C’est tout d’abord au sein de l’opposition que les premières salves sont venues. Bah Baadiko, leader de l’UFD (Union des forces démocratiques), s’exprimant au lendemain de la fin du dialogue a affirmé que, bien qu’il se félicite des résultats obtenus, il doute néanmoins que la mouvance n’en applique les termes. Justifiant ses craintes par le fait que des décisions n’ont pas connu application par le passé. Ceci par le manque de volonté du gouvernement et de la mouvance. « Chat échaudé, craint l’eau froide » pourrait-on résumer.

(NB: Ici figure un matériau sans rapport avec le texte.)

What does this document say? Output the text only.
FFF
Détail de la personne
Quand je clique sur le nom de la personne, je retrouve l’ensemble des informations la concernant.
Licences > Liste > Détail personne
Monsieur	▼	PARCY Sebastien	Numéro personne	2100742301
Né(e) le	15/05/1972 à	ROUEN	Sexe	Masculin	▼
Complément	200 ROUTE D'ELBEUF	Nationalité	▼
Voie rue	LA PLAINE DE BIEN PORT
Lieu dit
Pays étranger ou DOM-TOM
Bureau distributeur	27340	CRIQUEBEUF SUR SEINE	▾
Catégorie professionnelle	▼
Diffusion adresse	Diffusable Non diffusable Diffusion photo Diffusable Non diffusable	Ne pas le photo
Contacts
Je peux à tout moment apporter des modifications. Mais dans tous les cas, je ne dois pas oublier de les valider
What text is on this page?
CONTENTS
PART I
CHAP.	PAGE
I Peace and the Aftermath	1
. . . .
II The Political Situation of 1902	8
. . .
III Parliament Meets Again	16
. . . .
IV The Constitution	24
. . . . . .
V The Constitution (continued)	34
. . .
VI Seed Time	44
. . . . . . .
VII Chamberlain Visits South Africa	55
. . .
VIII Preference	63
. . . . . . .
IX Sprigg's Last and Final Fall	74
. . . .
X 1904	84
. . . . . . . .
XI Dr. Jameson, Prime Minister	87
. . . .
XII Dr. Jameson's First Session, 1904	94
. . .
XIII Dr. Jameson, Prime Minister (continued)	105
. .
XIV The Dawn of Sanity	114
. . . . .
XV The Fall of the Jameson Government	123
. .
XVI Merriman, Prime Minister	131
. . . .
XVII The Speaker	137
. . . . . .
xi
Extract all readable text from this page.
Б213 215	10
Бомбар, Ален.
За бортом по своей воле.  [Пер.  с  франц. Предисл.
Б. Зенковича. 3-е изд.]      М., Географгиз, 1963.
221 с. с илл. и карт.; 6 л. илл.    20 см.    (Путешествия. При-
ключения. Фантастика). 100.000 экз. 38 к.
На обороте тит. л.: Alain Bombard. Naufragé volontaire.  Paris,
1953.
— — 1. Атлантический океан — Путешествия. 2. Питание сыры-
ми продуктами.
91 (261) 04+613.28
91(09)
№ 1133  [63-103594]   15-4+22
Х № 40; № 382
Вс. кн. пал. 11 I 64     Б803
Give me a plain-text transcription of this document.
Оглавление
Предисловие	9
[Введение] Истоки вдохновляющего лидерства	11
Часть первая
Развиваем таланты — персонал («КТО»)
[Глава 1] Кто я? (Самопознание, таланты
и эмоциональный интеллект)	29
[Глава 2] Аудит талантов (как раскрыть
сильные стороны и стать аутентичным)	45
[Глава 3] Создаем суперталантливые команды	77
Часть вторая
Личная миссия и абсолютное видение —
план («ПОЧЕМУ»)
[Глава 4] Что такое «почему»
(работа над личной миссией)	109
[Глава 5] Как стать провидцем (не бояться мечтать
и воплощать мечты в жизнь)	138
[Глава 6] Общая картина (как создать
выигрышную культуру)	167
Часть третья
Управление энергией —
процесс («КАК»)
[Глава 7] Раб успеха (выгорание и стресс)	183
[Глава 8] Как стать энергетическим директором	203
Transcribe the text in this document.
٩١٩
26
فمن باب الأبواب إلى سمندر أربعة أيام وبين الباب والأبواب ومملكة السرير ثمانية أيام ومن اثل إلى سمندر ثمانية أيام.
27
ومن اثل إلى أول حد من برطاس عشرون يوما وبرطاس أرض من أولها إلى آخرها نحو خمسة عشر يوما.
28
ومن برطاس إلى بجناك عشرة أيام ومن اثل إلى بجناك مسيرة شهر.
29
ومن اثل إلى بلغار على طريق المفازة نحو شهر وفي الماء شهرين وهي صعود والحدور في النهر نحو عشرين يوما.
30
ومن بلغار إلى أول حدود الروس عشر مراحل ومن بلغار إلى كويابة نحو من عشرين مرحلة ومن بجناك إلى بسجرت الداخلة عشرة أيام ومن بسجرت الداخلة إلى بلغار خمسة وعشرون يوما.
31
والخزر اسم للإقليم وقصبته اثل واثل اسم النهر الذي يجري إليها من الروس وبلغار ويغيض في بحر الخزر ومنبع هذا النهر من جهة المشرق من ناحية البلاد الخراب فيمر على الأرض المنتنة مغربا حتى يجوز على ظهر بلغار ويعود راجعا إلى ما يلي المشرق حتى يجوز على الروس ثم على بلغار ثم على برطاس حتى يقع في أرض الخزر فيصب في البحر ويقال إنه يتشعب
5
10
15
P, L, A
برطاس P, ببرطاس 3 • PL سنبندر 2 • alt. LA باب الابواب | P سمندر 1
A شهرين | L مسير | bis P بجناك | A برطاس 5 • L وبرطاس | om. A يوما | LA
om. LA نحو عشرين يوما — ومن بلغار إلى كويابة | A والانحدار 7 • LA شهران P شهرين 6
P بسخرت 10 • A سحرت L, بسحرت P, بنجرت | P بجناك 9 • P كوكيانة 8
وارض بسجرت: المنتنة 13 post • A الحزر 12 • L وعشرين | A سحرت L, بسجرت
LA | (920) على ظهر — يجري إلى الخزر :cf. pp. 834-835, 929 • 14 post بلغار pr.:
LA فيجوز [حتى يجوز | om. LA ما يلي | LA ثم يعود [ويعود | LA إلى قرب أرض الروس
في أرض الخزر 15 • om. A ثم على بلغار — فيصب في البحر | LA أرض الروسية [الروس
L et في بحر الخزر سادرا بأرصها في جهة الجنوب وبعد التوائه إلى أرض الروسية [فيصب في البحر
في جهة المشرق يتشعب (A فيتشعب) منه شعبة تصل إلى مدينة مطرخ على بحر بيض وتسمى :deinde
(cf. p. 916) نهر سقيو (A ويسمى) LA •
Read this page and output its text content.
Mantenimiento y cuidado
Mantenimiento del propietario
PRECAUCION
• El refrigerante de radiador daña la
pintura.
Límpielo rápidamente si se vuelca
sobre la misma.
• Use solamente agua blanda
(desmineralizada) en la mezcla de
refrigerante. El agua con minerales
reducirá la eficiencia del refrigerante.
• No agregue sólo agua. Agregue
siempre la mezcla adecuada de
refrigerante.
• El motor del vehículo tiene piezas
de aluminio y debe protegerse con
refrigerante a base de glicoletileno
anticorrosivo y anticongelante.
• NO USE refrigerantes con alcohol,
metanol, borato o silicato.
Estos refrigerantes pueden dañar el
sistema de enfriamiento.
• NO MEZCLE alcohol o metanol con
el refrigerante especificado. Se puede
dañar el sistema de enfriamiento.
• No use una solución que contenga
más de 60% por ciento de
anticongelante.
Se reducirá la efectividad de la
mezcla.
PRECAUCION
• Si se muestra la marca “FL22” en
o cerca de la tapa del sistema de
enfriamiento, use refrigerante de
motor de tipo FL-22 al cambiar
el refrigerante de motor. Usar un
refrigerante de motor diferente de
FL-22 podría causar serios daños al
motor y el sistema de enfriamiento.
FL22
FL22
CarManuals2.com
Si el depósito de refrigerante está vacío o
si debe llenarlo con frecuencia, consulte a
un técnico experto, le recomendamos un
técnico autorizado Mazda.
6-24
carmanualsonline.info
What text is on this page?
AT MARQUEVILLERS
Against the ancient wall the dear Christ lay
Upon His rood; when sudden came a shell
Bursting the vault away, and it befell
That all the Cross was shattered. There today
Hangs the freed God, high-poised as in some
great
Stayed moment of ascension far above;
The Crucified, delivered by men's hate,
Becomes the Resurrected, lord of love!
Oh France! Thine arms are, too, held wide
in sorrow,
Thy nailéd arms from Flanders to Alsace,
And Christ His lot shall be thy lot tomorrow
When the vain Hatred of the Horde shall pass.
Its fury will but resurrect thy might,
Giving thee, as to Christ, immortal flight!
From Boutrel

La deuxième dégaine dans ce sens vient de la mouvance présidentielle elle-même. Laye Junior, membre du bureau politique national du RPG Arc-en-ciel, a tenu à préciser que des recommandations du dialogue ne sauraient être appliquées. Citant notamment l’indemnisation des victimes, la poursuite des enquêtes judiciaires pour situer les responsabilités dans les tueries lors des manifestations, il a affirmé que de telles recommandations sont de nature à retarder le processus électoral. Partant, il estime que l’opposition ne veut pas aller aux élections.

Enfin, la dernière escouade est que, selon nos informations, la CENI planche sur un chronogramme pour la tenue des élections à fin juillet. Connaissant les conditions posées par l’opposition dont entre autres, la réouverture des CARLES, la mise en place d’une structure de veille au bon fonctionnement de la CENI, on se demande si ce n’est pas une fuite en avant.

S’exprimant sur les ondes de RFI ce matin, le président Alpha Condé a tenu à préciser que la tenue des élections ne dépend que de la CENI. Il ne fera qu’avaliser le chronogramme à lui présenté. A y voir de près, les coups bas commencent déjà pour rendre les conclusions du dialogue caduques.